Undo log version chain and read View mechanism details
Undo log version chain refers to a row of data that has been modified by multiple transactions. After the transaction is modified, MySQL keeps the undo rollback log of the previous data, and concatenates these undo logs with two hidden fields, trx_ID and ROLL_pointer, to form a history version chainTrx_id is the transaction ID, roll_pointer is the rollback pointer to the address of the previous transaction. In short, if there is a transaction in the database and the transaction id is 300, then undo will add a new row with the transaction ID, Name and transaction ID300 and roll_pointer are used to record the location of the last transaction
At the repeatable read isolation level, when the transaction is on, the execution of any query SQL generates a read-view of the consistency of the current transaction, which does not change until the end of the transaction (if the isolation level is read committed, it is regenerated each time the query SQL is executed). This view consists of an array of all uncommitted transaction ids (min_id) and the maximum committed transaction ID (max_id). Any SQL query results in the transaction need to be compared to the snapshot from the latest data in the corresponding version chain
Version chain comparison rules:
- If the row’s trx_id falls in the green section (trx_id
- If a row’s trx_id falls in the red section (trx_id>min_id), this version is generated by a future transaction and is not visible (if a row’s trx_id means its current transaction is visible).
- If the row’s trx_id falls in the yellow section (min_id<=trx_id<=max_id), then there are two cases
- If the row’s trx_id is in the view array, that version was generated by an uncommitted transaction and is not visible (if the row’s trx_id means that its own transaction is currently visible)
- If the trx_id of a row is not in the view array, this version is generated by a committed transaction.
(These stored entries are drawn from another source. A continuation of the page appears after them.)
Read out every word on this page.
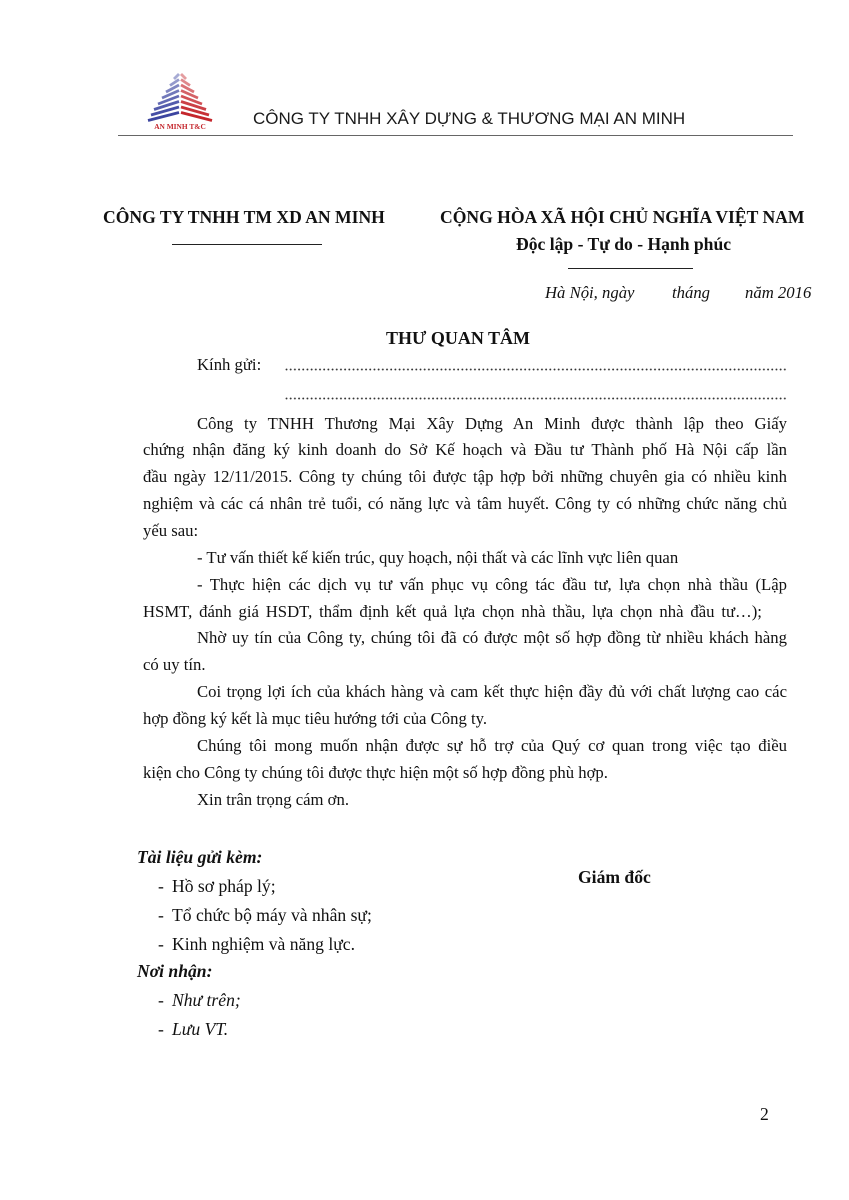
AN MINH T&C	CÔNG TY TNHH XÂY DỰNG & THƯƠNG MẠI AN MINH
CÔNG TY TNHH TM XD AN MINH	CỘNG HÒA XÃ HỘI CHỦ NGHĨA VIỆT NAM
Độc lập - Tự do - Hạnh phúc
Hà Nội, ngày tháng năm 2016
THƯ QUAN TÂM
Kính gửi:
Công ty TNHH Thương Mại Xây Dựng An Minh được thành lập theo Giấy
chứng nhận đăng ký kinh doanh do Sở Kế hoạch và Đầu tư Thành phố Hà Nội cấp lần
đầu ngày 12/11/2015. Công ty chúng tôi được tập hợp bởi những chuyên gia có nhiều kinh
nghiệm và các cá nhân trẻ tuổi, có năng lực và tâm huyết. Công ty có những chức năng chủ
yếu sau:
- Tư vấn thiết kế kiến trúc, quy hoạch, nội thất và các lĩnh vực liên quan
- Thực hiện các dịch vụ tư vấn phục vụ công tác đầu tư, lựa chọn nhà thầu (Lập
HSMT, đánh giá HSDT, thẩm định kết quả lựa chọn nhà thầu, lựa chọn nhà đầu tư…);
Nhờ uy tín của Công ty, chúng tôi đã có được một số hợp đồng từ nhiều khách hàng
có uy tín.
Coi trọng lợi ích của khách hàng và cam kết thực hiện đầy đủ với chất lượng cao các
hợp đồng ký kết là mục tiêu hướng tới của Công ty.
Chúng tôi mong muốn nhận được sự hỗ trợ của Quý cơ quan trong việc tạo điều
kiện cho Công ty chúng tôi được thực hiện một số hợp đồng phù hợp.
Xin trân trọng cám ơn.
Tài liệu gửi kèm:
- Hồ sơ pháp lý;
- Tổ chức bộ máy và nhân sự;
- Kinh nghiệm và năng lực.
Nơi nhận:
- Như trên;
- Lưu VT.
Giám đốc
2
To illustrate, here we have five transactionsStart transaction 1, update transaction 2, update transaction 3, commit transaction 3, select transaction 4, select transaction 3 A consistent view of the current transaction [100,200] is generated. 300 assumes that the view is generated with an array of all uncommitted transaction ids in parentheses and one of the largest committed transaction ids. Transaction number is 100, and trx_id is in the “uncommitted” and “committed” view array, and trx_id is in the “committed” view array. > > < span style = “margin-bottom: 0pt; margin-bottom: 0pt; margin-bottom: 0pt; margin-bottom: 0pt; Because the generated view is immutable, at the repeatable read isolation level, the results of the second and third select are the same. The last transaction, however, is queried after the first transaction is committed so the first view query result is LILei2
Delete is considered a special case of update. The latest data in the update chain is copied, and the trx_id is changed to the delete operation trx_ID. In the record header, the (deleted_flag) bit is set to true. If the value of delete_flag is true, it indicates that the record has been deleted and no data is returned.
Note: the begin/start transaction command is not the starting point of a transaction. After the first statement that modifs InnoDB table, the transaction is actually started and the transaction ID is requested from MySQL. MySQL internally assigns transaction IDS strictly according to the order in which transactions are started.
Summary: The realization of MVCC mechanism is through read-view mechanism and undo version chain comparison mechanism, so that different transactions can read different versions of the same data in the version chain according to the data version chain comparison rules.